Não estamos diante de um movimento, mas de um momento — ou, antes, de um sistema-rede em constante diferenciação, do qual o “Não vai ter Copa” já é, ele mesmo, uma mutação.
Por um lado, isso significa que as ações de um grupo ou segmento criam oportunidades para outros, de forma que diferentes movimentos agem “no vácuo” uns dos outros sem que necessariamente precisem coordenar-se entre si. Por outro, o que ocorreu e segue ocorrendo é uma transformação subjetiva: as pessoas estão redescobrindo o poder e o prazer da ação coletiva, estão ficando menos tolerantes com aquilo que veem como abusos.
Os petistas dizem que, por trás das greves, estão os partidos de esquerda que sempre agitaram contra o governo. Pode ser, mas a pergunta é: se a agitação sempre esteve lá, porque só agora ela está surtindo efeito? Como diria Michel Foucault , invertendo Étienne de La Boétie, estamos vendo um crescimento da “inservidão voluntária”, da “indocilidade refletida”. E, como diria Spinoza, quanto mais as pessoas descobrem a alegria de sua própria força, mais a exercem, e quanto mais a exercem, mais força têm. Reações como a do governo de São Paulo, que responde aos metroviários com violência e demissões, me parecem brincar com fogo, porque subestimam profundamente esta transformação.
Descompasso
O aspecto mais importante deste momento é que ele tornou visível e reforçou um descompasso entre a política tal como ela se exprime no corpo social e a política tal como ela é representada pelo sistema político. Qualquer tentativa de ler a primeira nos termos da segunda é necessariamente falha, porque uma crise de representação é justamente quando a segunda se torna insuficiente para dar conta da primeira. É significativo que, nas últimas pesquisas, Dilma caia sem que ninguém suba. Há um número crescente de pessoas que prefeririam uma opção que por hora não existe, o que não impede muitas delas de, na última hora, optar por aquela, entre as disponíveis, que elas acham menos pior. Essa outra opção vai aparecer? O que acontecerá se ela não aparecer? É cedo para dizer.
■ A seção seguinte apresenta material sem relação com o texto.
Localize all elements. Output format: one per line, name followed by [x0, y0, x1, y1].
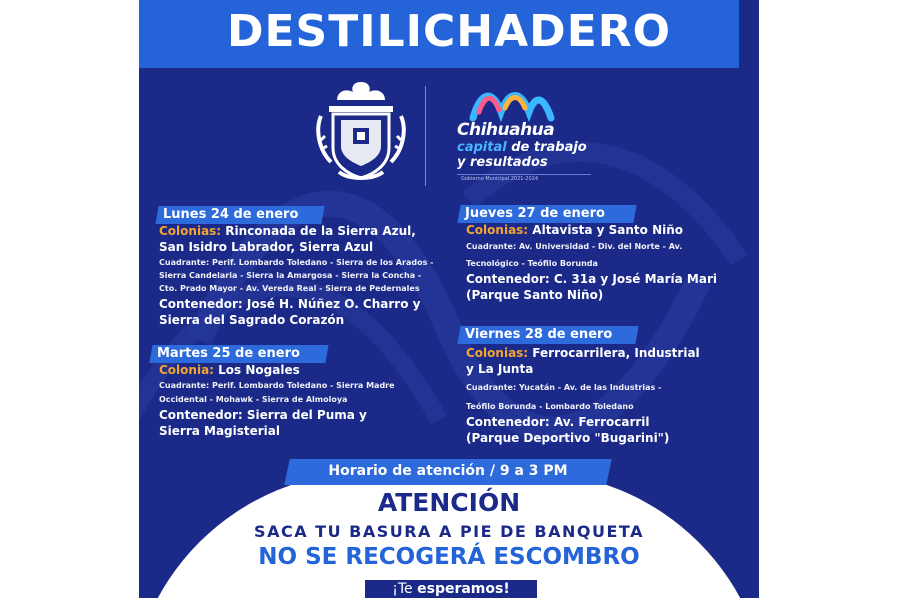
contenedor-line: (Parque Santo Niño)	[466, 288, 604, 302]
notice-line-1: SACA TU BASURA A PIE DE BANQUETA	[254, 522, 644, 541]
hours-text: Horario de atención / 9 a 3 PM	[328, 463, 568, 479]
cuadrante-line: Teófilo Borunda - Lombardo Toledano	[466, 402, 634, 411]
notice-line-2: NO SE RECOGERÁ ESCOMBRO	[258, 544, 640, 570]
day-heading-martes: Martes 25 de enero	[149, 345, 328, 363]
municipal-seal-icon	[315, 76, 407, 186]
cuadrante-line: Cuadrante: Yucatán - Av. de las Industrias -	[466, 383, 662, 392]
cuadrante-line: Cuadrante: Perif. Lombardo Toledano - Sierra Madre	[159, 381, 395, 390]
day-block-jueves	[466, 222, 756, 303]
day-heading-viernes: Viernes 28 de enero	[457, 326, 638, 344]
closing-text: ¡Te esperamos!	[392, 581, 510, 597]
contenedor-line: Contenedor: Sierra del Puma y	[159, 408, 367, 422]
contenedor-line: (Parque Deportivo "Bugarini")	[466, 431, 670, 445]
colonias-line: Colonias: Rinconada de la Sierra Azul,	[159, 224, 416, 238]
contenedor-line: Sierra del Sagrado Corazón	[159, 313, 345, 327]
brand-slogan-line2: y resultados	[457, 155, 548, 170]
right-margin	[759, 0, 898, 598]
day-block-viernes	[466, 345, 756, 446]
contenedor-line: Contenedor: C. 31a y José María Mari	[466, 272, 717, 286]
day-block-lunes	[159, 223, 459, 328]
contenedor-line: Contenedor: Av. Ferrocarril	[466, 415, 650, 429]
day-heading-lunes: Lunes 24 de enero	[155, 206, 324, 224]
colonias-line: Colonias: Ferrocarrilera, Industrial	[466, 346, 700, 360]
brand-lockup	[457, 120, 627, 182]
poster-title: DESTILICHADERO	[226, 6, 672, 57]
day-heading-jueves: Jueves 27 de enero	[457, 205, 636, 223]
left-margin	[0, 0, 139, 598]
cuadrante-line: Occidental - Mohawk - Sierra de Almoloya	[159, 395, 348, 404]
cuadrante-line: Cuadrante: Perif. Lombardo Toledano - Sierra de los Arados -	[159, 258, 434, 267]
chihuahua-logo-icon	[469, 82, 555, 124]
cuadrante-line: Sierra Candelaria - Sierra la Amargosa - Sierra la Concha -	[159, 271, 422, 280]
day-block-martes	[159, 362, 459, 439]
colonias-line-2: San Isidro Labrador, Sierra Azul	[159, 240, 374, 254]
contenedor-line: Contenedor: José H. Núñez O. Charro y	[159, 297, 421, 311]
cuadrante-line: Cto. Prado Mayor - Av. Vereda Real - Sierra de Pedernales	[159, 284, 420, 293]
brand-slogan-line1: capital de trabajo	[457, 140, 587, 155]
colonias-line: Colonia: Los Nogales	[159, 363, 300, 377]
colonias-line: Colonias: Altavista y Santo Niño	[466, 223, 684, 237]
contenedor-line: Sierra Magisterial	[159, 424, 281, 438]
poster	[139, 0, 759, 598]
brand-name: Chihuahua	[457, 120, 555, 140]
cuadrante-line: Tecnológico - Teófilo Borunda	[466, 259, 598, 268]
notice-heading: ATENCIÓN	[377, 488, 521, 517]
colonias-line-2: y La Junta	[466, 362, 534, 376]
cuadrante-line: Cuadrante: Av. Universidad - Div. del Norte - Av.	[466, 242, 683, 251]
brand-tagline: Gobierno Municipal 2021-2024	[457, 174, 591, 182]
logo-divider	[425, 86, 426, 186]
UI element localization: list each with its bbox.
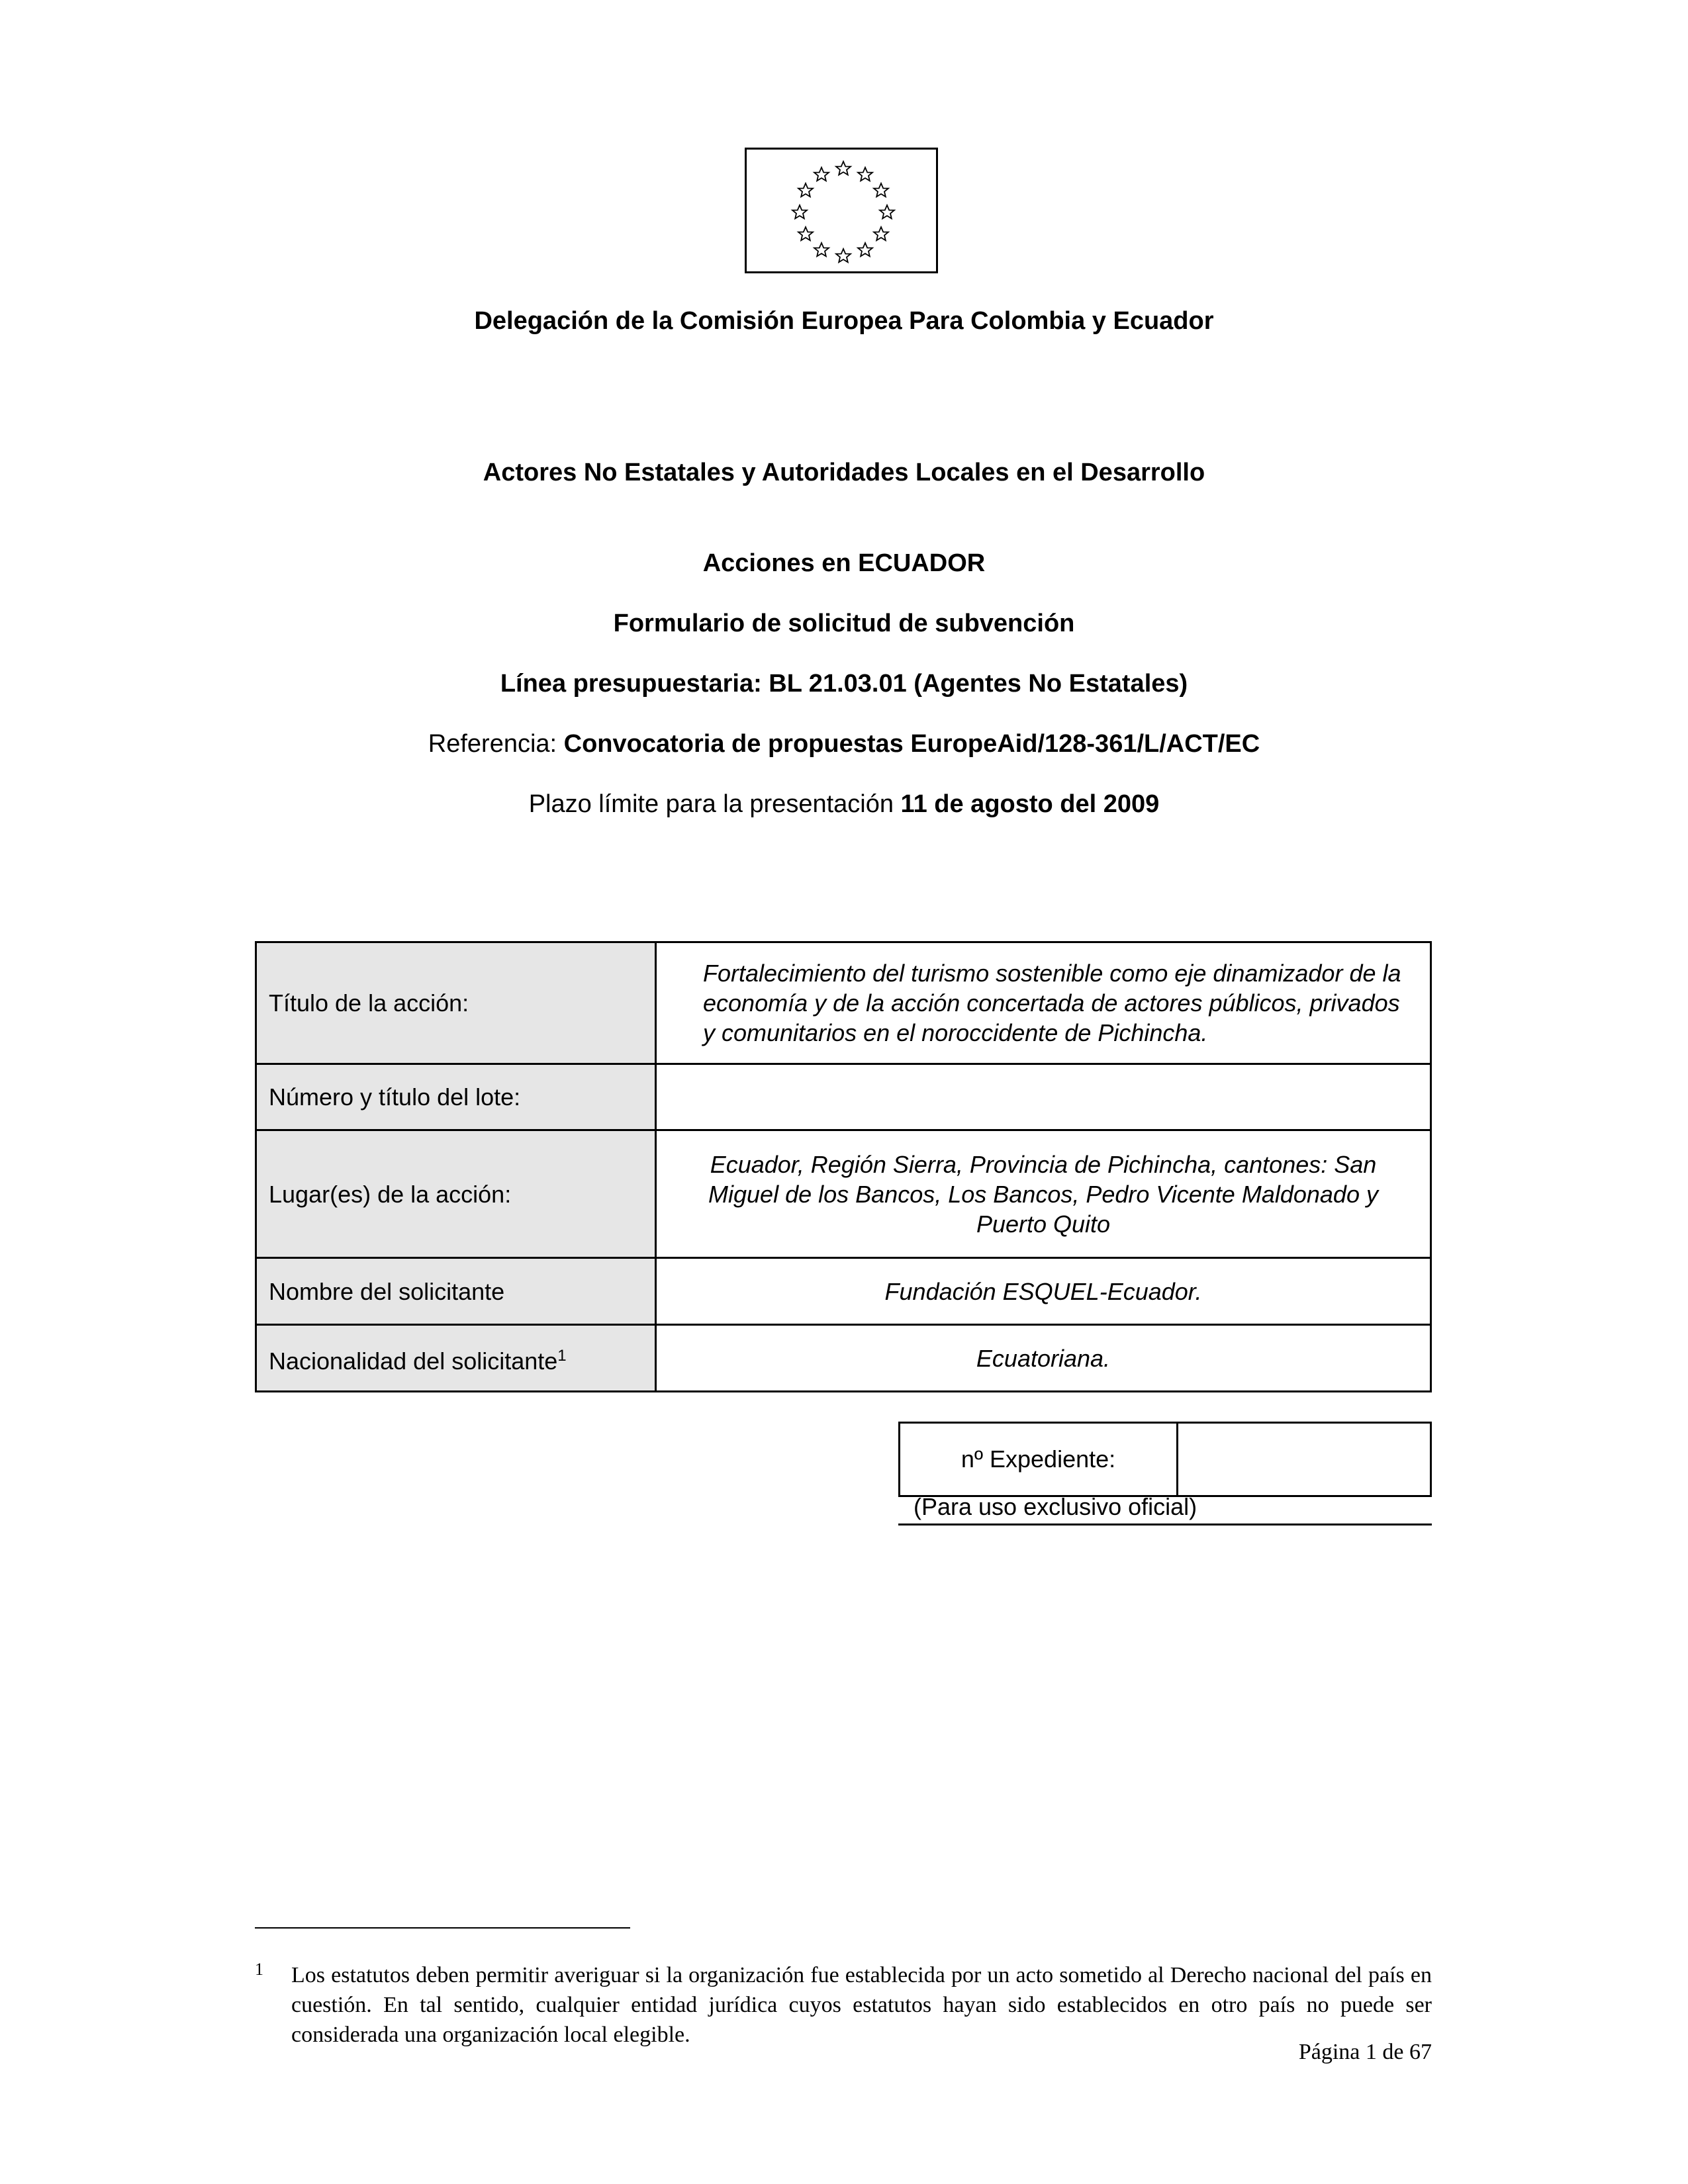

Mas é um equívoco achar que a paisagem pós-junho possa ser contida dentro das coordenadas que existiam antes: há novos atores, novos alinhamentos, novas posições. É muito primarismo achar que, se até ontem só “x” e “y” eram críticos do governo, quem hoje o critica é necessariamente ou “x” ou “y”. Estamos passando por uma redefinição de coordenadas políticas; quanto tempo vai levar para que o sistema político reflita essa mudança, e como isso se dará, não se sabe. Mas fingir que ela não existe pode, por diversos motivos, se tornar cada vez mais insustentável. Também pode, no médio ou longo prazo, cobrar um custo político alto dos atores de quem se esperaria estar sensíveis a ela.